White coherent light `(400 nm-700 nm)` is sent through the slits of a Young's double slit experiment (as shown in the figure). The separation between the slits is `1 mm` and the screen is `100 cm` away from the slits. There is a hole in the screen at a point `1.5 mm` away (along the width of the fringes) from the central line. `(a)` For which wavelength `(s)` there will be minima at that point ? `(b)` which wavelength `(s)` will have a maximum intensity?

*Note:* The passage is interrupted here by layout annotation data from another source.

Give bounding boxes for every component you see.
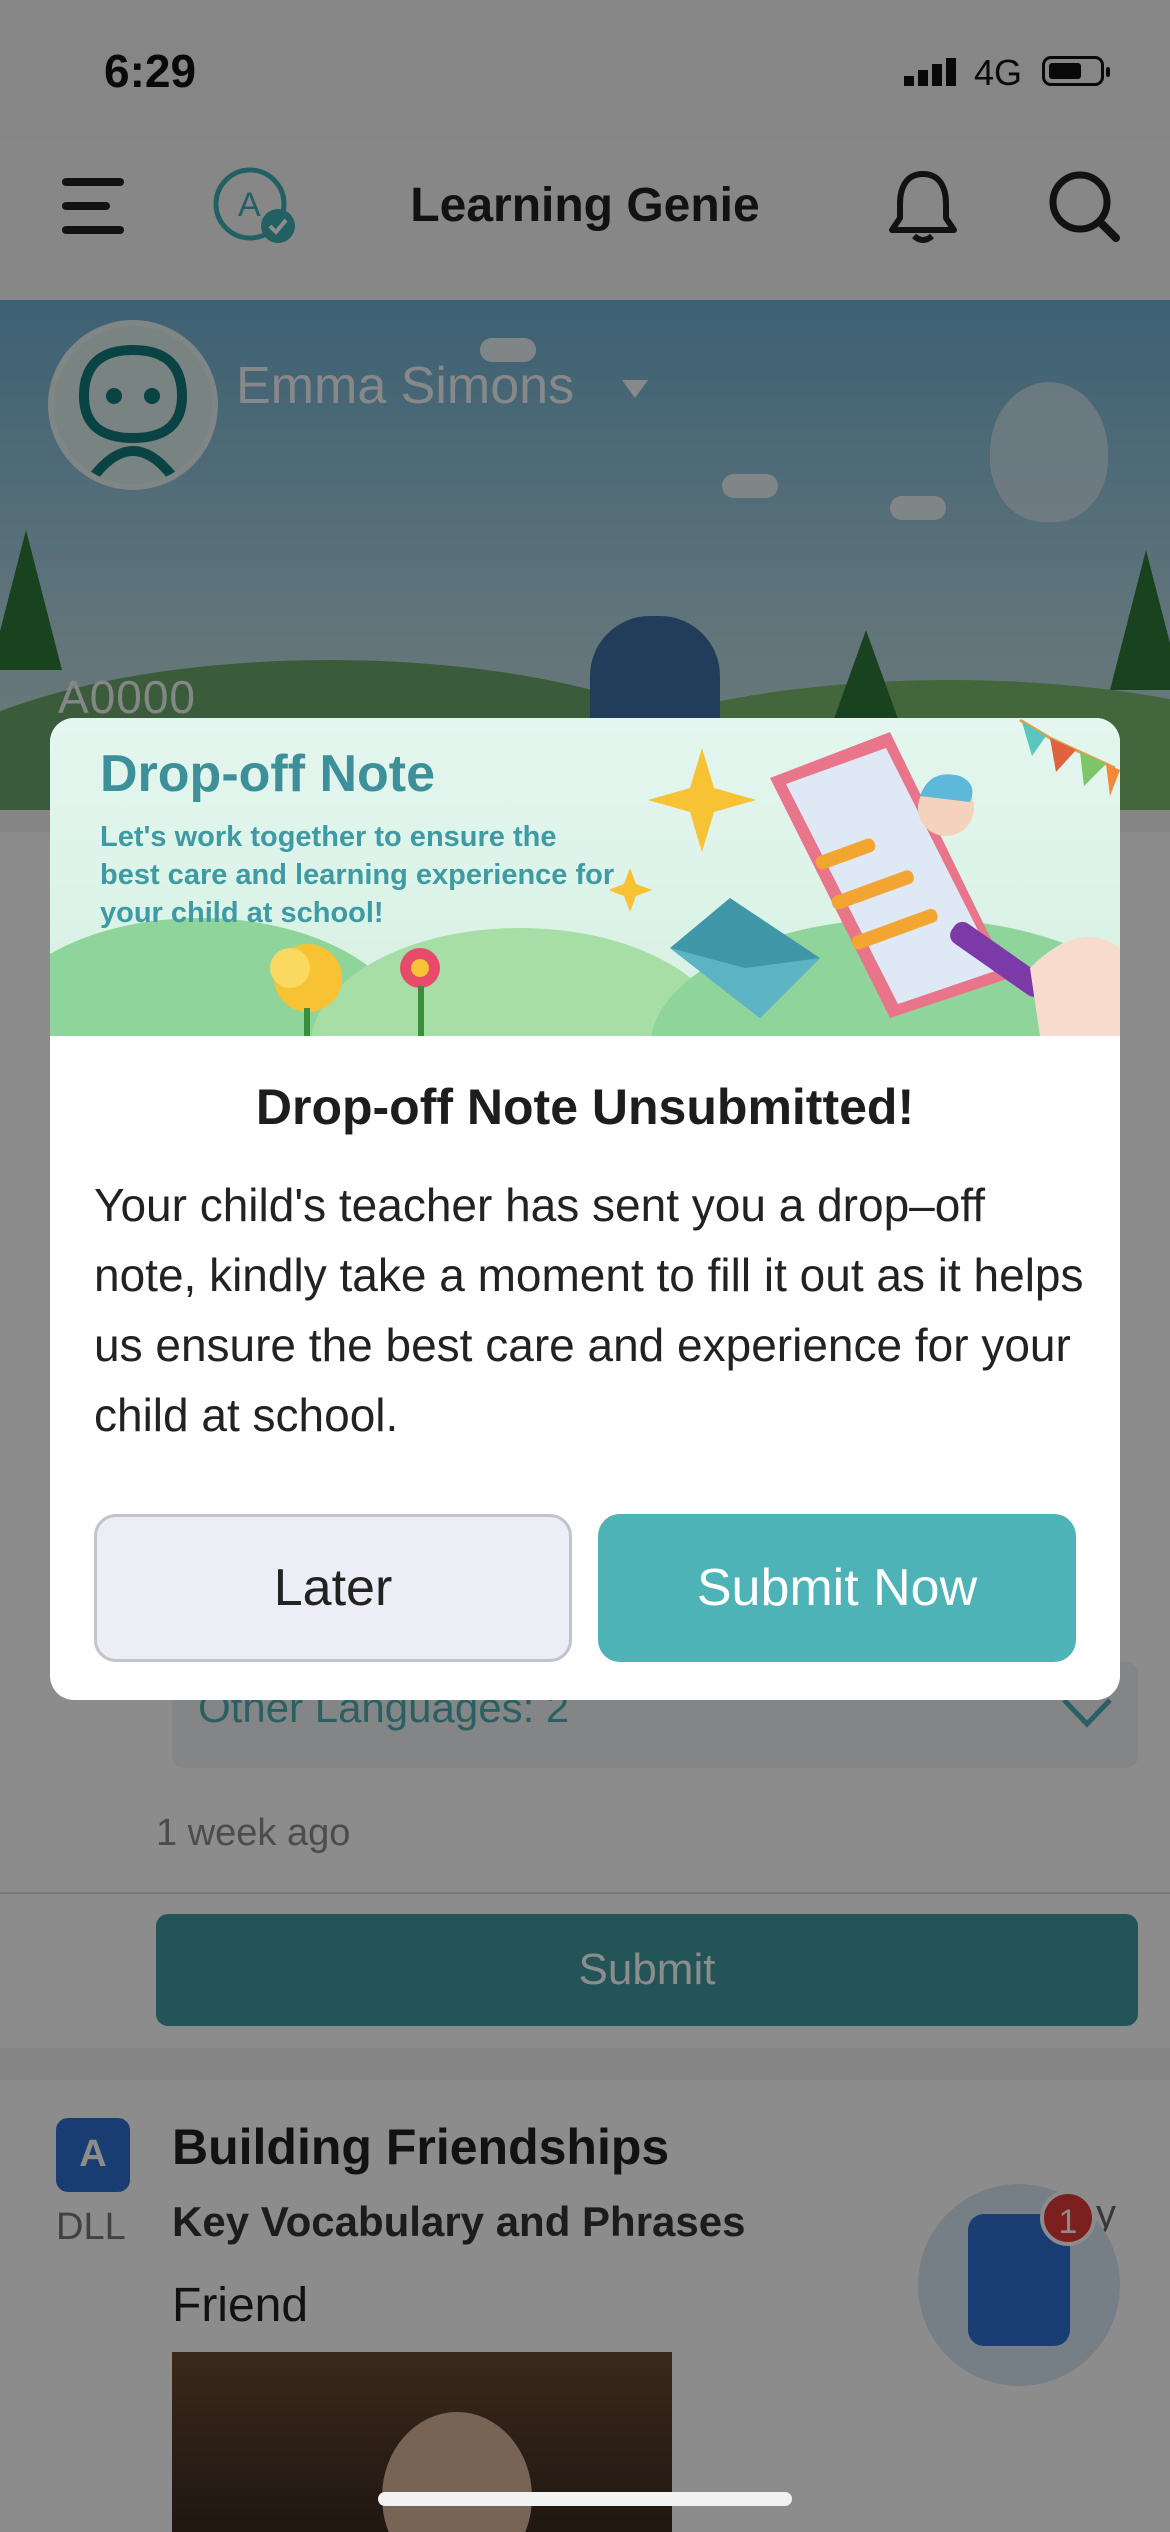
flowers-illustration [270,944,440,1036]
dropoff-note-modal: Drop-off Note Let's work together to ens… [50,718,1120,1700]
banner-text: Let's work together to ensure the best c… [100,821,615,929]
clipboard-illustration [610,718,1120,1036]
home-indicator[interactable] [378,2492,792,2506]
banner-title: Drop-off Note [100,745,436,803]
later-button[interactable]: Later [94,1514,572,1662]
modal-body-text: Your child's teacher has sent you a drop… [94,1179,1084,1441]
modal-banner: Drop-off Note Let's work together to ens… [50,718,1120,1036]
submit-now-button[interactable]: Submit Now [598,1514,1076,1662]
modal-heading: Drop-off Note Unsubmitted! [255,1079,915,1135]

As `lambda lt lt d, rArr beta=(lambdaD)/(d)` can be used
For minima
(a) `y=(n+(1)/(2))beta.=(n+(1)/(2))(lambdaD)/(d)`
`rArr lambda=(1.5xx10^(-3)xx1xx10^(-3))/(1xx(n+(1)/(2))) =(1.5xx10^(-6))/(n+(1)/(2))`
`n=1, lambda=(2)/(3)xx1.5xx10^(-6)=1000 nm`
`n=2, lambda=(2)/(5)xx1.5xx10^(-6)= 600 nm`
`n=3, lambda=(2)/(7)xx1.5xx10^(-6)=428 nm`
Putting integral values of `'n'`
`n=1 , lambda=1000 nm`
`n=2, lambda=600 nm`.
`n=3, lambda=428 nm`
So only `lambda=428 nm and lambdad=6000 nm,` will have minima at the hole. Hence they will be absent in the light coming out.
(b) `1.5 mm = n beta`.
`1.5 mm = n((lambdaD)/(d))`
`rArr lambda=(1.5xx10^(-3)xx1xx10^(-3))/(nxx100xx10^(2))`
for `n=1. lambda = 1500 nm`.
for `n =2. lambda = 750 nm`.
for `n=3. lambda=500 nm`.
Hence only `lambda=500 nm` will have maximum intensity.